Il venait d’Argovie. Il avait perdu très jeune père et mère et n’avait plus ni parents, ni bien. Bien qu’il eût appris le métier de menuisier, il ne pouvait y travailler, car une atrophie des os de la main évoluant depuis vingt ans l’en empêchait. Dès son enfance il avait aimé le chant et les étrangers lui donnaient souvent quelque argent.
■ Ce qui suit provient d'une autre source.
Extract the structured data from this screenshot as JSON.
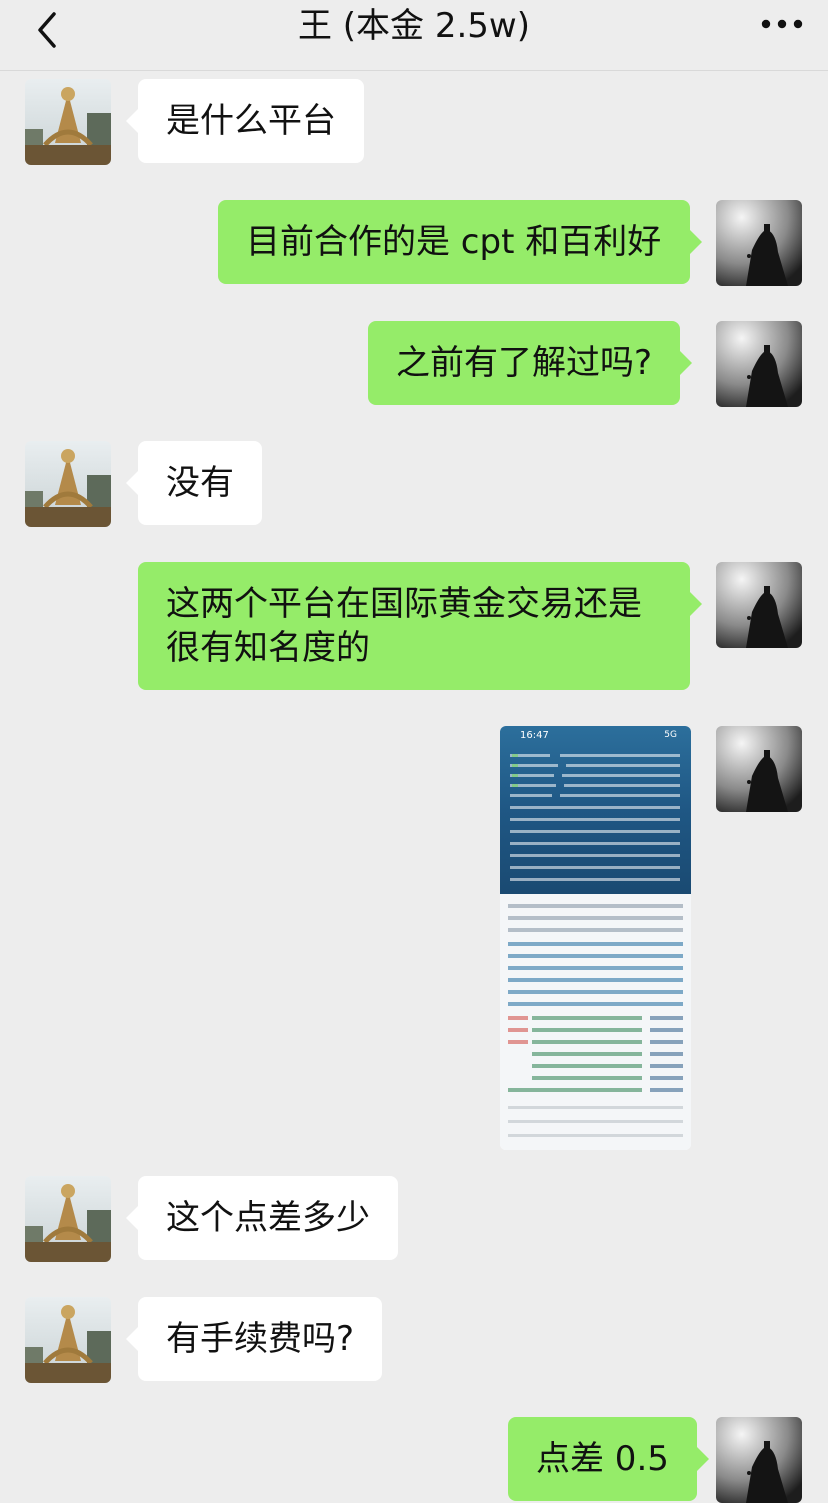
{
  "header": {
    "title": "王 (本金 2.5w)",
    "back_icon": "chevron-left-icon",
    "more_icon": "ellipsis-icon"
  },
  "messages": [
    {
      "side": "in",
      "text": "是什么平台"
    },
    {
      "side": "out",
      "text": "目前合作的是 cpt 和百利好"
    },
    {
      "side": "out",
      "text": "之前有了解过吗?"
    },
    {
      "side": "in",
      "text": "没有"
    },
    {
      "side": "out",
      "text": "这两个平台在国际黄金交易还是很有知名度的"
    },
    {
      "side": "out",
      "type": "image",
      "image_time": "16:47",
      "image_status": "5G"
    },
    {
      "side": "in",
      "text": "这个点差多少"
    },
    {
      "side": "in",
      "text": "有手续费吗?"
    },
    {
      "side": "out",
      "text": "点差 0.5"
    }
  ],
  "colors": {
    "background": "#ededed",
    "outgoing_bubble": "#95ec69",
    "incoming_bubble": "#ffffff"
  }
}
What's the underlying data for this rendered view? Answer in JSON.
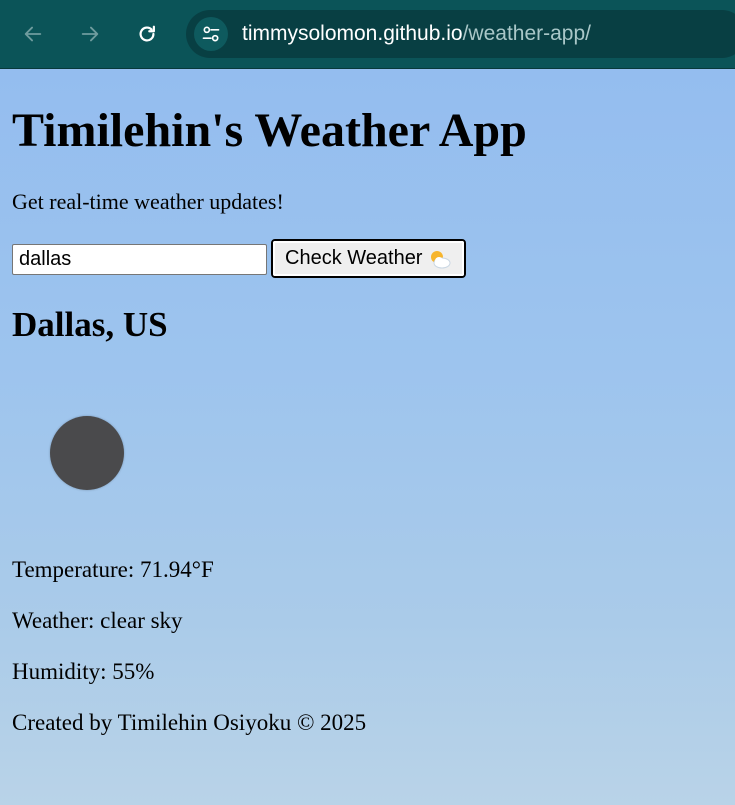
{
  "browser": {
    "url_host": "timmysolomon.github.io",
    "url_path": "/weather-app/",
    "icons": {
      "back": "arrow-left-icon",
      "forward": "arrow-right-icon",
      "reload": "reload-icon",
      "site_info": "tune-icon"
    }
  },
  "page": {
    "title": "Timilehin's Weather App",
    "subtitle": "Get real-time weather updates!",
    "search": {
      "value": "dallas",
      "button_label": "Check Weather"
    },
    "result": {
      "city": "Dallas, US",
      "icon": "weather-icon",
      "temperature": "Temperature: 71.94°F",
      "description": "Weather: clear sky",
      "humidity": "Humidity: 55%"
    },
    "footer": "Created by Timilehin Osiyoku © 2025"
  },
  "colors": {
    "toolbar": "#0b5458",
    "omnibox": "#083f43",
    "sky": "#9bbfe8"
  }
}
Aussi avait-il songé à s’en tenir à cette profession ; il avait acheté une guitare et, depuis dix-huit ans, il voyageait ainsi en Suisse et en Italie, chantant devant les hôtels. Il m’avoua que tout son bagage se composait de sa guitare et de sa bourse dans laquelle il n’y avait qu’un franc cinquante avec lesquels il devait dormir et manger ce soir.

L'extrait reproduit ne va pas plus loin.